Comme des ombres sur la terre s'offre comme un double chemin à contre-temps : celui, initiatique, de Trompe-le-Corbeau selon les coutumes, les valeurs et la spiritualité des Pikunis et celui, déclinant de ce peuple tout entier qui avance inexorablement vers sa presque fin. James Welch nous immerge complètement dans le mode de vie de ses ancêtres et forme un brillant roman historique fondateur. Ainsi, le lecteur participe à la vie tribale, qu'il s'agisse de la vie quotidienne, de la médecine ou du déroulement d'expéditions guerrières. La vie amérindienne n'a rien d'idéalisée. Il n'est pas question de bons sauvages qui cueillent des baies avec un sourire béat. Les Pikunis sont belliqueux et n'hésitent pas à mener des raids contre leurs voisins pour leur dérober des chevaux. Telle était une des pratiques répandues et l'on considérait que le butin de ces raids et le nombre d'ennemis tués étaient source de gloire. La vie maritale également est très codifiée et pas toujours agréable - étonnamment pour la femme. Par exemple, la jeune troisième épouse du père de Trompe-le-Corbeau est considérée comme une esclave au sein du foyer. Je vous passe une scène de viol répugnante qui n'a semblé choquer personne lors de son récit au conseil des anciens.
On apprend également beaucoup sur la spiritualité des Pikunis qui prend racine dans les cycles de vie. Les esprits supérieurs vénérés sont les éléments premiers : le soleil, la lune, les étoiles, le froid et les totems animaux. Ces croyances guident tout geste quotidien. Il ne s'agit pas de rituels de façade mais bien d'une ligne directrice. James Welch appuie leur puissance en inscrivant de nombreux rêves et visions au fil des évènements comme éléments déterminants.
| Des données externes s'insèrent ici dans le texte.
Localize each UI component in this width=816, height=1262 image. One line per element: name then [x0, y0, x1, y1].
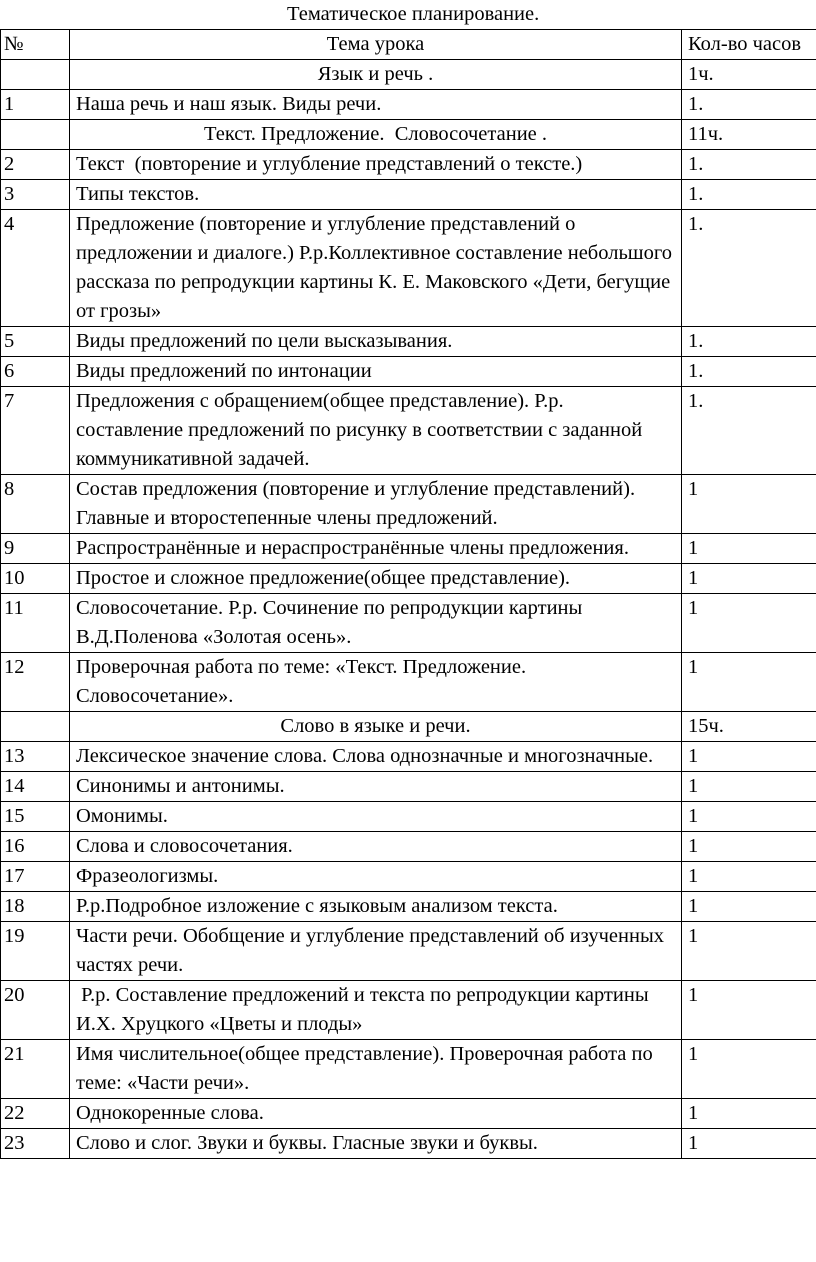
lesson-topic: Р.р.Подробное изложение с языковым анализом текста.	[70, 892, 682, 922]
lesson-topic: Простое и сложное предложение(общее представление).	[70, 564, 682, 594]
lesson-hours: 1ч.	[682, 60, 816, 90]
lesson-topic: Предложения с обращением(общее представление). Р.р. составление предложений по рисунку в соответствии с заданной коммуникативной задачей.	[70, 387, 682, 475]
lesson-topic: Слова и словосочетания.	[70, 832, 682, 862]
table-row	[1, 90, 816, 120]
lesson-number: 23	[1, 1129, 70, 1159]
lesson-plan-table	[0, 29, 816, 1159]
lesson-number: 13	[1, 742, 70, 772]
table-row	[1, 1099, 816, 1129]
table-row	[1, 564, 816, 594]
lesson-hours: 1	[682, 534, 816, 564]
header-hours: Кол-во часов	[682, 30, 816, 60]
lesson-number: 21	[1, 1040, 70, 1099]
lesson-number	[1, 60, 70, 90]
lesson-topic: Проверочная работа по теме: «Текст. Предложение. Словосочетание».	[70, 653, 682, 712]
table-row	[1, 475, 816, 534]
table-row	[1, 387, 816, 475]
lesson-number	[1, 712, 70, 742]
lesson-hours: 1	[682, 981, 816, 1040]
lesson-hours: 1	[682, 653, 816, 712]
table-row	[1, 802, 816, 832]
page-title: Тематическое планирование.	[287, 3, 540, 25]
lesson-number: 3	[1, 180, 70, 210]
table-row	[1, 1040, 816, 1099]
lesson-topic: Р.р. Составление предложений и текста по репродукции картины И.Х. Хруцкого «Цветы и плоды»	[70, 981, 682, 1040]
lesson-hours: 11ч.	[682, 120, 816, 150]
lesson-number: 18	[1, 892, 70, 922]
table-row	[1, 357, 816, 387]
table-row	[1, 862, 816, 892]
lesson-hours: 1.	[682, 357, 816, 387]
lesson-number: 19	[1, 922, 70, 981]
header-topic: Тема урока	[70, 30, 682, 60]
lesson-topic: Части речи. Обобщение и углубление представлений об изученных частях речи.	[70, 922, 682, 981]
lesson-number	[1, 120, 70, 150]
lesson-hours: 1.	[682, 150, 816, 180]
lesson-hours: 1.	[682, 387, 816, 475]
lesson-number: 8	[1, 475, 70, 534]
lesson-topic: Омонимы.	[70, 802, 682, 832]
lesson-topic: Состав предложения (повторение и углубление представлений). Главные и второстепенные члены предложений.	[70, 475, 682, 534]
table-row	[1, 180, 816, 210]
section-row	[1, 60, 816, 90]
lesson-topic: Виды предложений по интонации	[70, 357, 682, 387]
lesson-topic: Имя числительное(общее представление). Проверочная работа по теме: «Части речи».	[70, 1040, 682, 1099]
lesson-number: 6	[1, 357, 70, 387]
lesson-number: 2	[1, 150, 70, 180]
lesson-number: 22	[1, 1099, 70, 1129]
lesson-hours: 15ч.	[682, 712, 816, 742]
table-row	[1, 653, 816, 712]
lesson-topic: Виды предложений по цели высказывания.	[70, 327, 682, 357]
lesson-hours: 1	[682, 832, 816, 862]
lesson-topic: Наша речь и наш язык. Виды речи.	[70, 90, 682, 120]
lesson-topic: Текст (повторение и углубление представлений о тексте.)	[70, 150, 682, 180]
section-title: Текст. Предложение. Словосочетание .	[70, 120, 682, 150]
lesson-hours: 1	[682, 802, 816, 832]
lesson-number: 7	[1, 387, 70, 475]
table-row	[1, 327, 816, 357]
lesson-hours: 1	[682, 892, 816, 922]
lesson-number: 11	[1, 594, 70, 653]
lesson-number: 20	[1, 981, 70, 1040]
lesson-hours: 1	[682, 1040, 816, 1099]
lesson-number: 16	[1, 832, 70, 862]
lesson-number: 17	[1, 862, 70, 892]
table-row	[1, 594, 816, 653]
lesson-number: 10	[1, 564, 70, 594]
table-row	[1, 534, 816, 564]
table-row	[1, 832, 816, 862]
table-row	[1, 210, 816, 327]
lesson-number: 5	[1, 327, 70, 357]
lesson-topic: Однокоренные слова.	[70, 1099, 682, 1129]
table-row	[1, 772, 816, 802]
lesson-hours: 1	[682, 922, 816, 981]
lesson-number: 4	[1, 210, 70, 327]
table-row	[1, 981, 816, 1040]
lesson-topic: Типы текстов.	[70, 180, 682, 210]
lesson-hours: 1	[682, 862, 816, 892]
page-title-wrap	[0, 0, 816, 29]
table-row	[1, 150, 816, 180]
lesson-hours: 1	[682, 475, 816, 534]
lesson-hours: 1.	[682, 327, 816, 357]
lesson-number: 15	[1, 802, 70, 832]
section-title: Язык и речь .	[70, 60, 682, 90]
lesson-topic: Предложение (повторение и углубление представлений о предложении и диалоге.) Р.р.Коллективное составление небольшого рассказа по репродукции картины К. Е. Маковского «Дети, бегущие от грозы»	[70, 210, 682, 327]
section-row	[1, 120, 816, 150]
lesson-hours: 1	[682, 1099, 816, 1129]
table-row	[1, 922, 816, 981]
lesson-topic: Распространённые и нераспространённые члены предложения.	[70, 534, 682, 564]
section-title: Слово в языке и речи.	[70, 712, 682, 742]
lesson-topic: Словосочетание. Р.р. Сочинение по репродукции картины В.Д.Поленова «Золотая осень».	[70, 594, 682, 653]
table-row	[1, 1129, 816, 1159]
lesson-hours: 1.	[682, 90, 816, 120]
section-row	[1, 712, 816, 742]
lesson-hours: 1	[682, 564, 816, 594]
table-header-row	[1, 30, 816, 60]
lesson-number: 14	[1, 772, 70, 802]
lesson-number: 12	[1, 653, 70, 712]
lesson-hours: 1	[682, 742, 816, 772]
lesson-topic: Синонимы и антонимы.	[70, 772, 682, 802]
lesson-hours: 1	[682, 594, 816, 653]
lesson-topic: Лексическое значение слова. Слова однозначные и многозначные.	[70, 742, 682, 772]
lesson-number: 9	[1, 534, 70, 564]
lesson-number: 1	[1, 90, 70, 120]
lesson-hours: 1	[682, 1129, 816, 1159]
lesson-hours: 1.	[682, 210, 816, 327]
table-row	[1, 892, 816, 922]
table-row	[1, 742, 816, 772]
lesson-topic: Слово и слог. Звуки и буквы. Гласные звуки и буквы.	[70, 1129, 682, 1159]
header-number: №	[1, 30, 70, 60]
lesson-topic: Фразеологизмы.	[70, 862, 682, 892]
lesson-hours: 1.	[682, 180, 816, 210]
lesson-hours: 1	[682, 772, 816, 802]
Tandis que les deux premières parties du roman sont essentiellement consacrées à la vie Pikuni et à la relation avec les Crows, les Napikwans (blancs) prennent de plus en plus d'importance. Ils apparaissent toujours, si ce n'est en chair et en os, du moins en pensées chez les personnages. Ils sont exigeants et hautains. Malgré toutes les preuves de paix des Pikunis, les blancs persistent à vouloir anéantir ce qu'ils ne considèrent que comme un obstacle à leur croissance sans fin. On sait, et Trompe-le-Corbeau sait, que son peuple sera vaincu. Vingt ans plus tard, la sanglante bataille de Wounded Knee sonnera le glas des guerres indiennes et la victoire définitive des envahisseurs.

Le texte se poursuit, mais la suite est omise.